Stanley Warnick, 32, and Kathryn Diionno, 24, face possession of stolen property charges, police said in a statement. The police are also seeking Stanley Pate, 34, in connection with the case.
The chair is valued at $500,000 by the United Daughters of the Confederacy chapter that owns it. Linda Edwards, president general of the UDC, confirmed it had the chair in a phone call with The Washington Post.
“We have possession of the chair. It’s unharmed, and we would like to thank the New Orleans Police Department for its excellent work in resolving the matter,” she said, adding that she had seen recent photos of the chair to confirm it was in good condition.
White Lies Matter, the anonymous anti-racist group that took it, admitted that photos they had previously released showing the chair with a hole broken through the seat and “turned into a toilet” were faked.
Rather, they built a replica chair “in Hollywood” out of wood and foam and used it for the commodious photos.
“Obviously, we had always intended to return the chair. We had started on fabricating the replica long before we acquired the original,” the group said in a lengthy media statement.
The stone chair dedicated to the memory of the president of the Confederacy disappeared from the Live Oak Cemetery, where it has stood for more than 120 years, on March 19. Weeks later, the group sent a stylized ransom note to the UDC and the media, claiming it would return the chair if the UDC flew a banner quoting Black radical Assata Shakur outside its Richmond headquarters.
They originally gave the UDC a deadline of Friday — the date Confederate Gen. Robert E. Lee surrendered to Union Gen. Ulysses S. Grant in 1865 — but when it was clear the UDC wasn’t going to wave the banner, a spokesman for the group told The Post it decided to move up its threat to turn the chair into “a toilet.”
The UDC turned over to authorities a suspicious package it had received at its headquarters, Edward said. They did not open the package.

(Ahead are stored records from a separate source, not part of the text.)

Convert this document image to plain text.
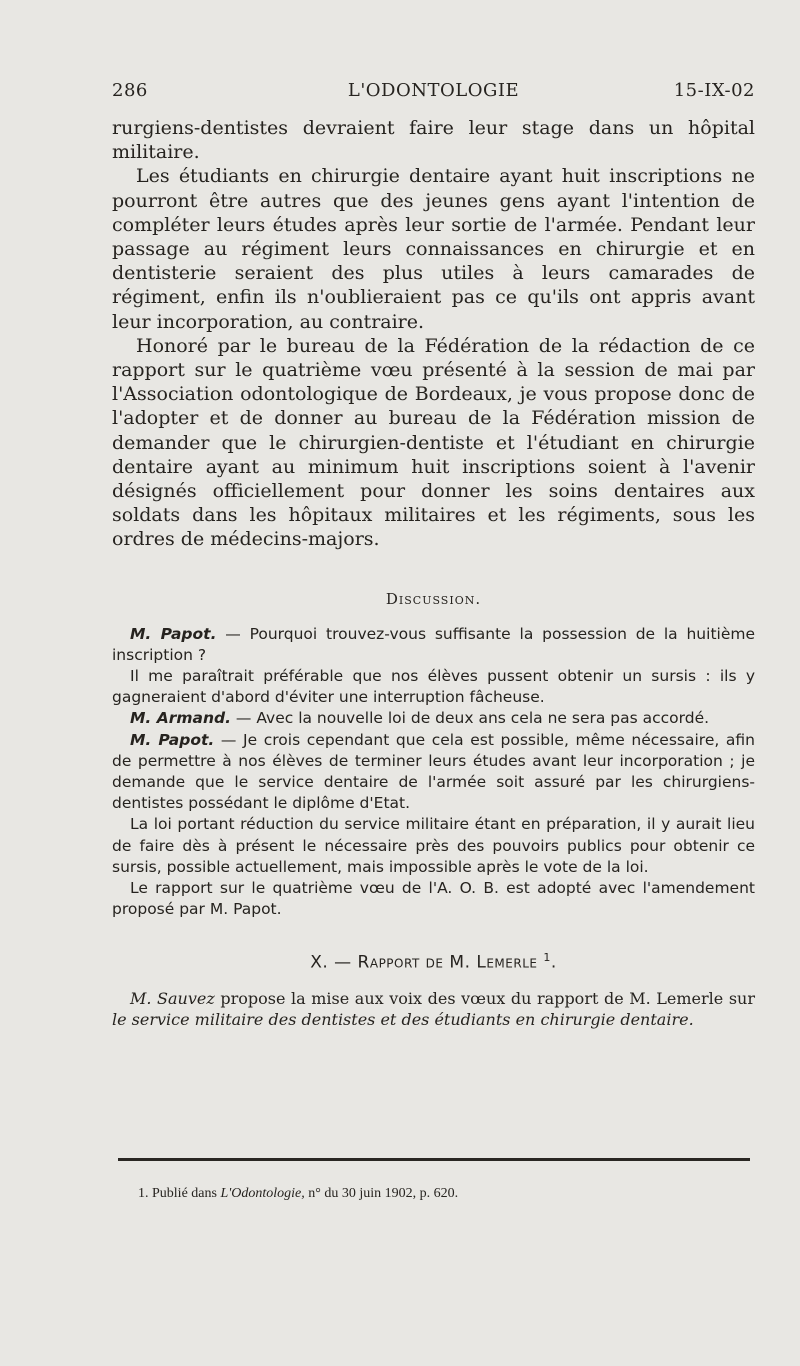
286	L'ODONTOLOGIE	15-IX-02

rurgiens-dentistes devraient faire leur stage dans un hôpital militaire.

Les étudiants en chirurgie dentaire ayant huit inscriptions ne pourront être autres que des jeunes gens ayant l'intention de compléter leurs études après leur sortie de l'armée. Pendant leur passage au régiment leurs connaissances en chirurgie et en dentisterie seraient des plus utiles à leurs camarades de régiment, enfin ils n'oublieraient pas ce qu'ils ont appris avant leur incorporation, au contraire.

Honoré par le bureau de la Fédération de la rédaction de ce rapport sur le quatrième vœu présenté à la session de mai par l'Association odontologique de Bordeaux, je vous propose donc de l'adopter et de donner au bureau de la Fédération mission de demander que le chirurgien-dentiste et l'étudiant en chirurgie dentaire ayant au minimum huit inscriptions soient à l'avenir désignés officiellement pour donner les soins dentaires aux soldats dans les hôpitaux militaires et les régiments, sous les ordres de médecins-majors.

Discussion.

M. Papot. — Pourquoi trouvez-vous suffisante la possession de la huitième inscription ?

Il me paraîtrait préférable que nos élèves pussent obtenir un sursis : ils y gagneraient d'abord d'éviter une interruption fâcheuse.

M. Armand. — Avec la nouvelle loi de deux ans cela ne sera pas accordé.

M. Papot. — Je crois cependant que cela est possible, même nécessaire, afin de permettre à nos élèves de terminer leurs études avant leur incorporation ; je demande que le service dentaire de l'armée soit assuré par les chirurgiens-dentistes possédant le diplôme d'Etat.

La loi portant réduction du service militaire étant en préparation, il y aurait lieu de faire dès à présent le nécessaire près des pouvoirs publics pour obtenir ce sursis, possible actuellement, mais impossible après le vote de la loi.

Le rapport sur le quatrième vœu de l'A. O. B. est adopté avec l'amendement proposé par M. Papot.

X. — Rapport de M. Lemerle $^1$.

M. Sauvez propose la mise aux voix des vœux du rapport de M. Lemerle sur le service militaire des dentistes et des étudiants en chirurgie dentaire.

1. Publié dans L'Odontologie, n° du 30 juin 1902, p. 620.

Despite revealing it had faked the damage, the group claimed the whole affair proved its point: that UDC and organizations like it are more concerned with objects than people, and specifically connecting slavery to the current criminal justice system.

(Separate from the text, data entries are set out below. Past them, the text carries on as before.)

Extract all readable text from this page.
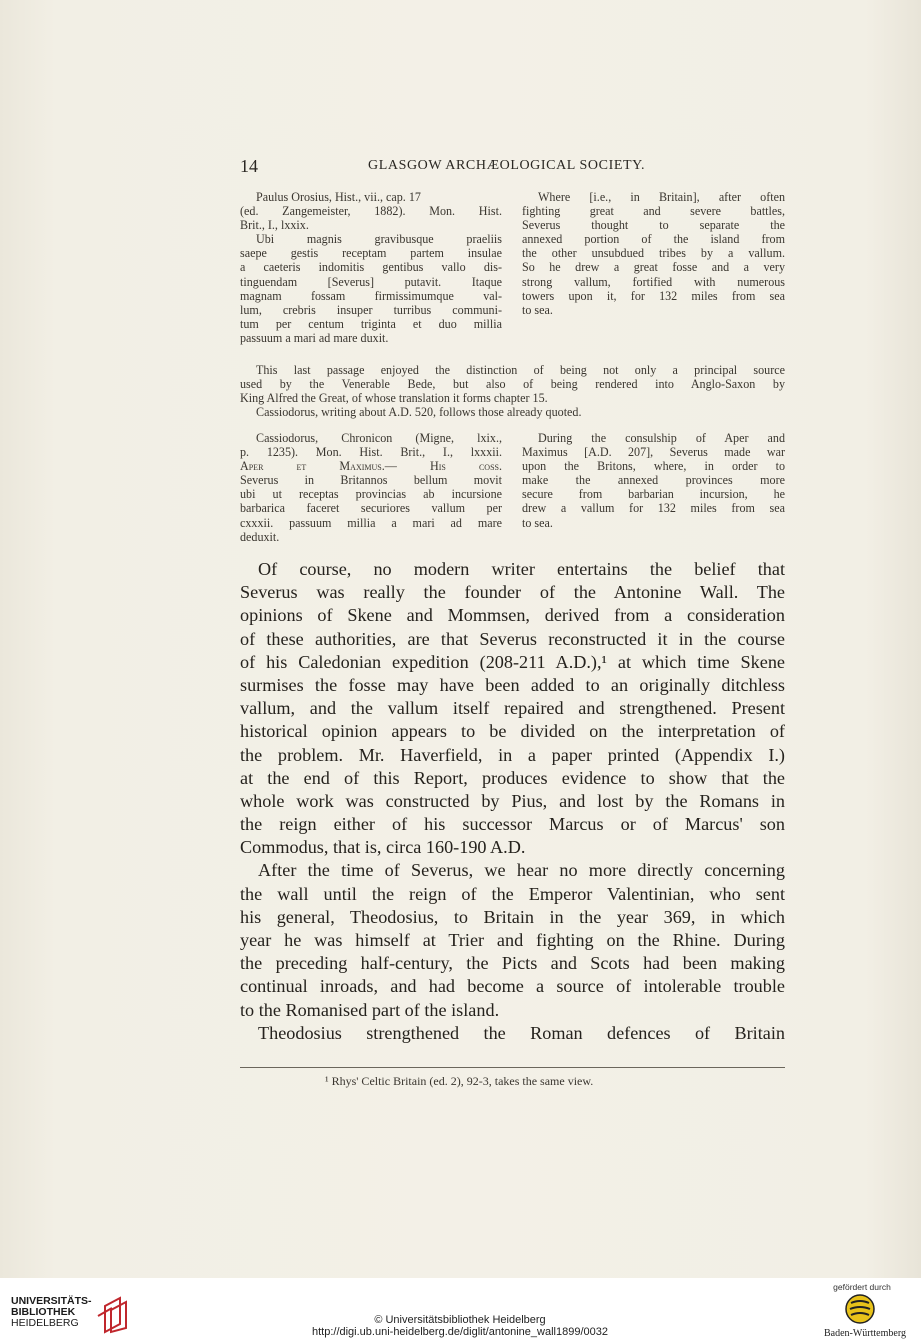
14	GLASGOW ARCHÆOLOGICAL SOCIETY.
Paulus Orosius, Hist., vii., cap. 17
(ed. Zangemeister, 1882). Mon. Hist.
Brit., I., lxxix.
Ubi magnis gravibusque praeliis
saepe gestis receptam partem insulae
a caeteris indomitis gentibus vallo dis-
tinguendam [Severus] putavit. Itaque
magnam fossam firmissimumque val-
lum, crebris insuper turribus communi-
tum per centum triginta et duo millia
passuum a mari ad mare duxit.
Where [i.e., in Britain], after often
fighting great and severe battles,
Severus thought to separate the
annexed portion of the island from
the other unsubdued tribes by a vallum.
So he drew a great fosse and a very
strong vallum, fortified with numerous
towers upon it, for 132 miles from sea
to sea.
This last passage enjoyed the distinction of being not only a principal source
used by the Venerable Bede, but also of being rendered into Anglo-Saxon by
King Alfred the Great, of whose translation it forms chapter 15.
Cassiodorus, writing about A.D. 520, follows those already quoted.
Cassiodorus, Chronicon (Migne, lxix.,
p. 1235). Mon. Hist. Brit., I., lxxxii.
Aper et Maximus.— His coss.
Severus in Britannos bellum movit
ubi ut receptas provincias ab incursione
barbarica faceret securiores vallum per
cxxxii. passuum millia a mari ad mare
deduxit.
During the consulship of Aper and
Maximus [A.D. 207], Severus made war
upon the Britons, where, in order to
make the annexed provinces more
secure from barbarian incursion, he
drew a vallum for 132 miles from sea
to sea.
Of course, no modern writer entertains the belief that
Severus was really the founder of the Antonine Wall. The
opinions of Skene and Mommsen, derived from a consideration
of these authorities, are that Severus reconstructed it in the course
of his Caledonian expedition (208-211 A.D.),¹ at which time Skene
surmises the fosse may have been added to an originally ditchless
vallum, and the vallum itself repaired and strengthened. Present
historical opinion appears to be divided on the interpretation of
the problem. Mr. Haverfield, in a paper printed (Appendix I.)
at the end of this Report, produces evidence to show that the
whole work was constructed by Pius, and lost by the Romans in
the reign either of his successor Marcus or of Marcus' son
Commodus, that is, circa 160-190 A.D.
After the time of Severus, we hear no more directly concerning
the wall until the reign of the Emperor Valentinian, who sent
his general, Theodosius, to Britain in the year 369, in which
year he was himself at Trier and fighting on the Rhine. During
the preceding half-century, the Picts and Scots had been making
continual inroads, and had become a source of intolerable trouble
to the Romanised part of the island.
Theodosius strengthened the Roman defences of Britain
¹ Rhys' Celtic Britain (ed. 2), 92-3, takes the same view.
UNIVERSITÄTS-
BIBLIOTHEK
HEIDELBERG	© Universitätsbibliothek Heidelberg
http://digi.ub.uni-heidelberg.de/diglit/antonine_wall1899/0032
gefördert durch
Baden-Württemberg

“We did our part — and do not mistake it, it was not the part for heroes, but the part for idiots,” the statement read. “The real heroes are in jail cells, in graves, in history books where they continue to fight for how honest we are willing to be about the narrative behind the flag.”
“I would say they need to study our history and our mission, because that’s not what we’re about,” Edwards said.
White Lies Matter also called into question UDC’s claim that the monument was worth $500,000, writing “that’s like your uncle telling you that his old art school paintings should be valuated as if they were lost Cézannes. How valuable did the UDC think the chair was, well, they didn’t even think to bolt it down. Bet they do now though.”
The chair is now at an undisclosed location, Edwards said, but she’s “sure it will go back to its rightful place” in the cemetery’s Confederate Circle. A bust of Confederate general and Ku Klux Klan leader Nathan Bedford Forrest was stolen from the same area in 2012. It was never recovered but was eventually replaced.
Dallas County District Attorney Michael Jackson previously told The Post that if the thieves were caught they would be prosecuted for felonies.